Indonesia dikenal sebagai negara dengan tingkat optimisme tinggi terhadap perkembangan kecerdasan buatan (AI) di dunia. Namun, optimisme ini harus diimbangi dengan kewaspadaan. Wamen Fajar mengingatkan akan potensi dehumanisasi jika teknologi tidak dibekali dengan nilai-nilai etika. Beliau menganalogikan AI sebagai pisau bermata dua: "Kecerdasan Artifisial ini ibarat pisau bermata dua, satu sisi mempunyai kontribusi positif dalam memudahkan pekerjaan, dan satu sisi gelapnya yang perlu diantisipasi."
Etika Digital dan Kewarganegaraan Digital
Dalam konteks pendidikan teknologi, Wamen Fajar menekankan pentingnya konsep digital citizenship sebagai nilai utama. Konsep ini mencakup pemahaman tentang hak dan tanggung jawab dalam dunia digital, serta kemampuan untuk menggunakan teknologi secara bijak dan bertanggung jawab. Hal ini menjadi kunci untuk memastikan teknologi digunakan untuk kebaikan dan tidak merugikan individu atau masyarakat.
Pemerintah menyadari pentingnya sinergi antara pemerintah pusat, daerah, dan sekolah agar digitalisasi pendidikan berjalan efektif dan merata. Program Hasil Terbaik Cepat (HTC) yang diluncurkan oleh Presiden RI dianggap sebagai langkah awal yang penting dalam transformasi pendidikan digital ini. Wamen Fajar menyatakan, "Tanpa lompatan besar, kita tidak akan sampai ke Indonesia Emas 2045. Salah satu lompatan itu adalah memperkenalkan koding dan kecerdasan artifisial sejak dini."

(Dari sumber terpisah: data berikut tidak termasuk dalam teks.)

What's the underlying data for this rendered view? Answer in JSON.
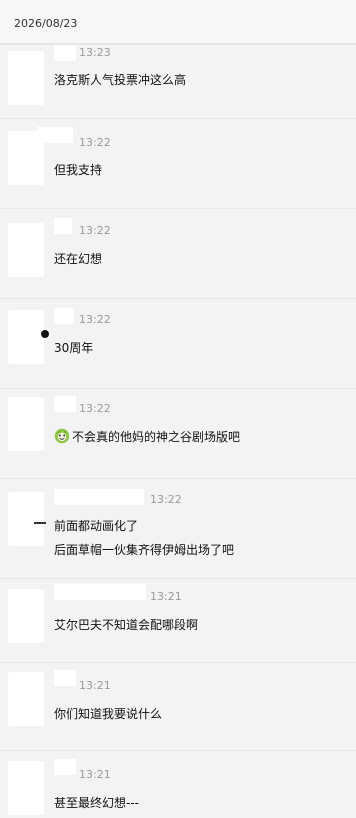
{
  "header": {
    "date": "2026/08/23"
  },
  "messages": [
    {
      "time": "13:23",
      "lines": [
        "洛克斯人气投票冲这么高"
      ]
    },
    {
      "time": "13:22",
      "lines": [
        "但我支持"
      ]
    },
    {
      "time": "13:22",
      "lines": [
        "还在幻想"
      ]
    },
    {
      "time": "13:22",
      "lines": [
        "30周年"
      ]
    },
    {
      "time": "13:22",
      "lines": [
        "不会真的他妈的神之谷剧场版吧"
      ]
    },
    {
      "time": "13:22",
      "lines": [
        "前面都动画化了",
        "后面草帽一伙集齐得伊姆出场了吧"
      ]
    },
    {
      "time": "13:21",
      "lines": [
        "艾尔巴夫不知道会配哪段啊"
      ]
    },
    {
      "time": "13:21",
      "lines": [
        "你们知道我要说什么"
      ]
    },
    {
      "time": "13:21",
      "lines": [
        "甚至最终幻想---"
      ]
    }
  ],
  "colors": {
    "background": "#f3f3f3",
    "header_background": "#f7f7f7",
    "time_text": "#9a9a9a",
    "message_text": "#111111",
    "emoji_green": "#8dc63f"
  },
  "icons": {
    "message_5": "green-face-emoji-icon"
  }
}
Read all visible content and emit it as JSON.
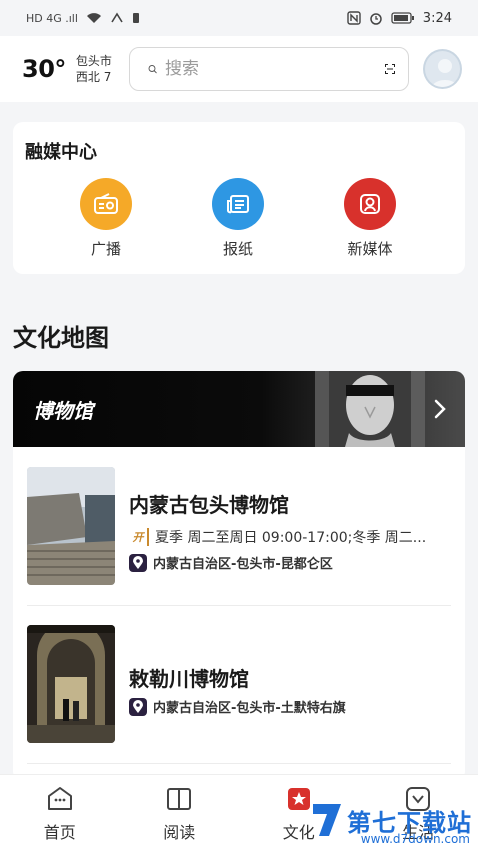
{
  "status_bar": {
    "left": "HD 4G .ıll",
    "time": "3:24"
  },
  "header": {
    "temperature": "30°",
    "city": "包头市",
    "wind": "西北 7",
    "search_placeholder": "搜索"
  },
  "media_center": {
    "title": "融媒中心",
    "items": [
      {
        "label": "广播",
        "icon": "radio-icon",
        "color": "#f5a928"
      },
      {
        "label": "报纸",
        "icon": "newspaper-icon",
        "color": "#2e97e3"
      },
      {
        "label": "新媒体",
        "icon": "new-media-icon",
        "color": "#d8312c"
      }
    ]
  },
  "culture_map": {
    "title": "文化地图",
    "banner_label": "博物馆",
    "museums": [
      {
        "name": "内蒙古包头博物馆",
        "hours": "夏季 周二至周日 09:00-17:00;冬季 周二...",
        "location": "内蒙古自治区-包头市-昆都仑区"
      },
      {
        "name": "敕勒川博物馆",
        "hours": "",
        "location": "内蒙古自治区-包头市-土默特右旗"
      }
    ]
  },
  "tabbar": {
    "items": [
      {
        "label": "首页",
        "icon": "home-icon"
      },
      {
        "label": "阅读",
        "icon": "book-icon"
      },
      {
        "label": "文化",
        "icon": "culture-icon"
      },
      {
        "label": "生活",
        "icon": "life-icon"
      }
    ]
  },
  "watermark": {
    "text": "第七下载站",
    "url": "www.d7down.com"
  }
}
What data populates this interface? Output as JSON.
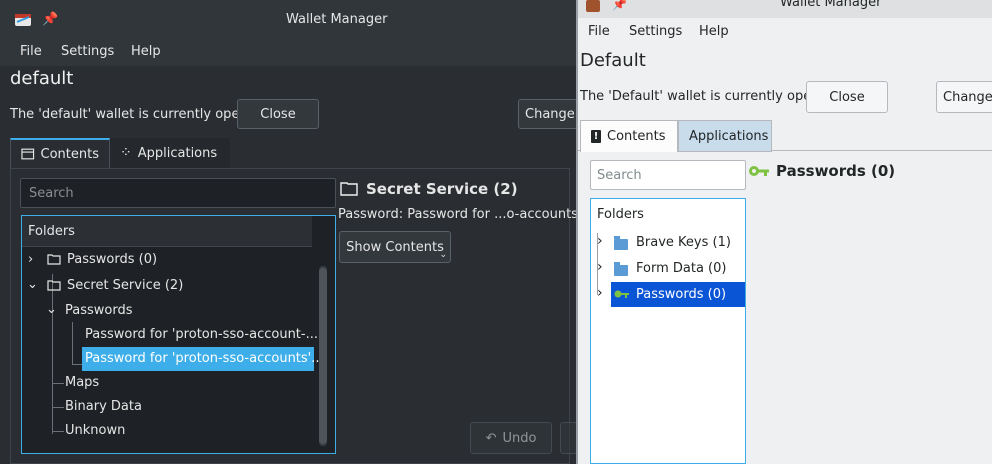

Pelatihan ini diharapkan dapat membekali para guru dengan pengetahuan dan keterampilan yang dibutuhkan untuk mengajarkan koding dan AI kepada siswa, serta menanamkan nilai-nilai etika digital yang penting. Dengan demikian, generasi muda Indonesia dapat memanfaatkan teknologi secara bertanggung jawab dan bijak, serta berkontribusi positif bagi kemajuan bangsa.
Lebih lanjut, pelatihan ini juga menekankan pentingnya pengembangan kemampuan berpikir kritis dan kreatif siswa dalam menghadapi tantangan dan peluang di era digital. Guru diharapkan mampu membimbing siswa untuk menggunakan teknologi sebagai alat untuk memecahkan masalah, berinovasi, dan berkolaborasi.
Dengan demikian, program ini tidak hanya berfokus pada penguasaan teknologi semata, tetapi juga pada pembentukan karakter dan nilai-nilai yang penting bagi pengembangan sumber daya manusia Indonesia yang unggul dan berdaya saing di era digital.
Kesimpulan
Penguasaan teknologi digital di era modern ini menjadi sangat penting. Namun, Wamendikbudristek menekankan perlunya keseimbangan antara penguasaan teknologi dengan pemahaman etika digital yang kuat. Hal ini bertujuan untuk memastikan teknologi digunakan untuk kebaikan dan kemajuan bangsa, bukan sebagai ancaman dehumanisasi.